Even our friendships are becoming more shallow. Having good friends is essential to our well being – something that middle-aged men particularly neglect. But in a digital age we are increasingly substituting virtual relationships for embodied relationships. Social media has allowed us to carefully curate our community. Whatever marginal thing I’m interested in, I can find a group of like minded people online to offer me support and some measure of community. If I’m a flat-earther – I can abandon the alienation I feel “in the real world” and instead occupy a digital world of fellow flat-earthers where I can feel normal. I’ve seen this quite a bit with atheists online. Many are alienated from their friends and family because of their strident atheism so they seek out and find digital communities who share their beliefs and offer support. The problem with this is that it strips away the most essential characteristic of a good friend – embodied presence. There is good evidence that supports the idea that the more we live our lives on social media, the more isolated and depressed we become. The real world is good for us even if it does challenge and sometimes even alienate us. And real, physical, three-dimensional friends who can offer real hugs and real presence are always better than the digital kind of friend.

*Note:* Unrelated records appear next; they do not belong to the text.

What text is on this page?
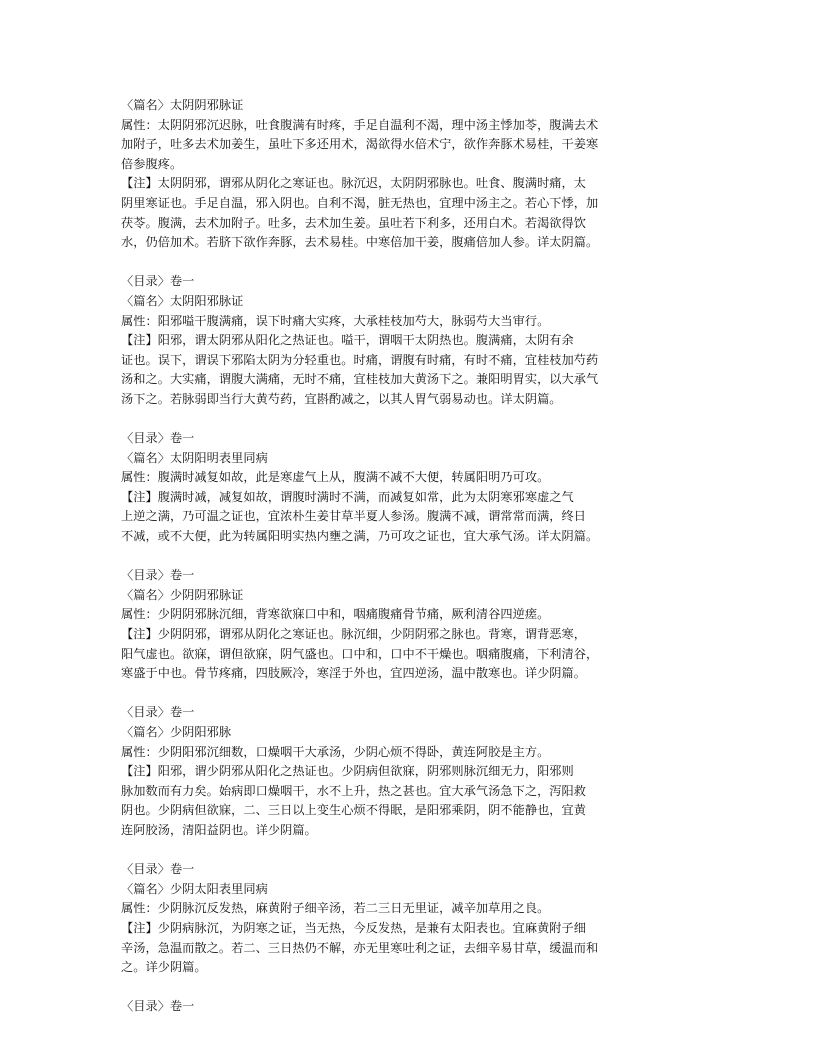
〈篇名〉太阴阴邪脉证
属性：太阴阴邪沉迟脉，吐食腹满有时疼，手足自温利不渴，理中汤主悸加苓，腹满去术
加附子，吐多去术加姜生，虽吐下多还用术，渴欲得水倍术宁，欲作奔豚术易桂，干姜寒
倍参腹疼。
【注】太阴阴邪，谓邪从阴化之寒证也。脉沉迟，太阴阴邪脉也。吐食、腹满时痛，太
阴里寒证也。手足自温，邪入阴也。自利不渴，脏无热也，宜理中汤主之。若心下悸，加
茯苓。腹满，去术加附子。吐多，去术加生姜。虽吐若下利多，还用白术。若渴欲得饮
水，仍倍加术。若脐下欲作奔豚，去术易桂。中寒倍加干姜，腹痛倍加人参。详太阴篇。
〈目录〉卷一
〈篇名〉太阴阳邪脉证
属性：阳邪嗌干腹满痛，误下时痛大实疼，大承桂枝加芍大，脉弱芍大当审行。
【注】阳邪，谓太阴邪从阳化之热证也。嗌干，谓咽干太阴热也。腹满痛，太阴有余
证也。误下，谓误下邪陷太阴为分轻重也。时痛，谓腹有时痛，有时不痛，宜桂枝加芍药
汤和之。大实痛，谓腹大满痛，无时不痛，宜桂枝加大黄汤下之。兼阳明胃实，以大承气
汤下之。若脉弱即当行大黄芍药，宜斟酌减之，以其人胃气弱易动也。详太阴篇。
〈目录〉卷一
〈篇名〉太阴阳明表里同病
属性：腹满时减复如故，此是寒虚气上从，腹满不减不大便，转属阳明乃可攻。
【注】腹满时减，减复如故，谓腹时满时不满，而减复如常，此为太阴寒邪寒虚之气
上逆之满，乃可温之证也，宜浓朴生姜甘草半夏人参汤。腹满不减，谓常常而满，终日
不减，或不大便，此为转属阳明实热内壅之满，乃可攻之证也，宜大承气汤。详太阴篇。
〈目录〉卷一
〈篇名〉少阴阴邪脉证
属性：少阴阴邪脉沉细，背寒欲寐口中和，咽痛腹痛骨节痛，厥利清谷四逆瘥。
【注】少阴阴邪，谓邪从阴化之寒证也。脉沉细，少阴阴邪之脉也。背寒，谓背恶寒，
阳气虚也。欲寐，谓但欲寐，阴气盛也。口中和，口中不干燥也。咽痛腹痛，下利清谷，
寒盛于中也。骨节疼痛，四肢厥冷，寒淫于外也，宜四逆汤，温中散寒也。详少阴篇。
〈目录〉卷一
〈篇名〉少阴阳邪脉
属性：少阴阳邪沉细数，口燥咽干大承汤，少阴心烦不得卧，黄连阿胶是主方。
【注】阳邪，谓少阴邪从阳化之热证也。少阴病但欲寐，阴邪则脉沉细无力，阳邪则
脉加数而有力矣。始病即口燥咽干，水不上升，热之甚也。宜大承气汤急下之，泻阳救
阴也。少阴病但欲寐，二、三日以上变生心烦不得眠，是阳邪乘阴，阴不能静也，宜黄
连阿胶汤，清阳益阴也。详少阴篇。
〈目录〉卷一
〈篇名〉少阴太阳表里同病
属性：少阴脉沉反发热，麻黄附子细辛汤，若二三日无里证，减辛加草用之良。
【注】少阴病脉沉，为阴寒之证，当无热，今反发热，是兼有太阳表也。宜麻黄附子细
辛汤，急温而散之。若二、三日热仍不解，亦无里寒吐利之证，去细辛易甘草，缓温而和
之。详少阴篇。
〈目录〉卷一
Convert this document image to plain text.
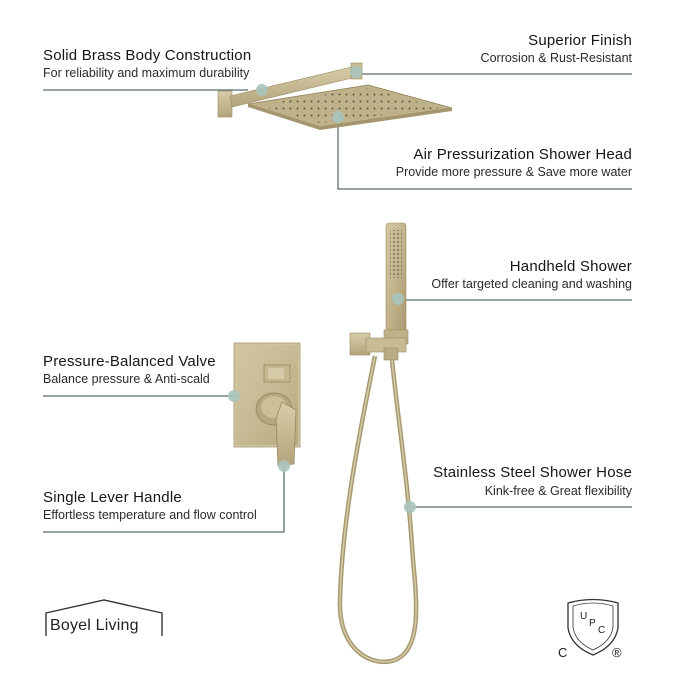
Solid Brass Body Construction
For reliability and maximum durability
Pressure-Balanced Valve
Balance pressure & Anti-scald
Single Lever Handle
Effortless temperature and flow control
Superior Finish
Corrosion & Rust-Resistant
Air Pressurization Shower Head
Provide more pressure & Save more water
Handheld Shower
Offer targeted cleaning and washing
Stainless Steel Shower Hose
Kink-free & Great flexibility
Boyel Living
U
P
C
C	®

And lastly, work. Gone are the days of a person graduating from high school or college and working for the same business or even in the same industry for the next 50 years of his or her life. We don’t live in those days anymore. We now live in uncertain times full of constant change. Students are taking out more in student loan debt with even less guarantees about the future. Romantic notions about work (if they ever existed) have been extinguished. Very few people see their work as their life. Work is seen by many as a mere drudgery that we have to do so that we can get on with our lives when we aren’t working. I would agree that seeing your work as your life is far from healthy. But it’s also not very healthy to see an activity that demands so much of our time and energy as radically disconnected from the lives we are living. Finding meaning in your work doesn’t have much to do with how much you make or even what you do. Finding meaning in your work has everything to do with a mindset that believes your work matters. When a person loses the sense that his work matters in any substantial way, he is much less inclined to be happy – no matter how secure his job or how much money he makes.
So here’s the point. It’s a new year. It’s a time for reflection and resolutions. These are all good things. But if you really want to have a happier new year here’s what the research seems to indicate: Find ways to invest in your faith and your local faith community this year. Stop serial dating and settle down. Buy that ring. Stop worrying so much and make that baby that you’ve been talking about. Limit your social media and make regular efforts to reconnect with the three-dimensional people in your life. Go out of your way to go out of your way for your friends and family. Ask yourself hard questions about your work. Why do I do what I do? Is there a higher purpose and meaning in my vocation that I have been missing? Have I allowed the paycheck to dictate my mindset? Do these things and this time next year chances are you’ll realize that you did have a happy new year.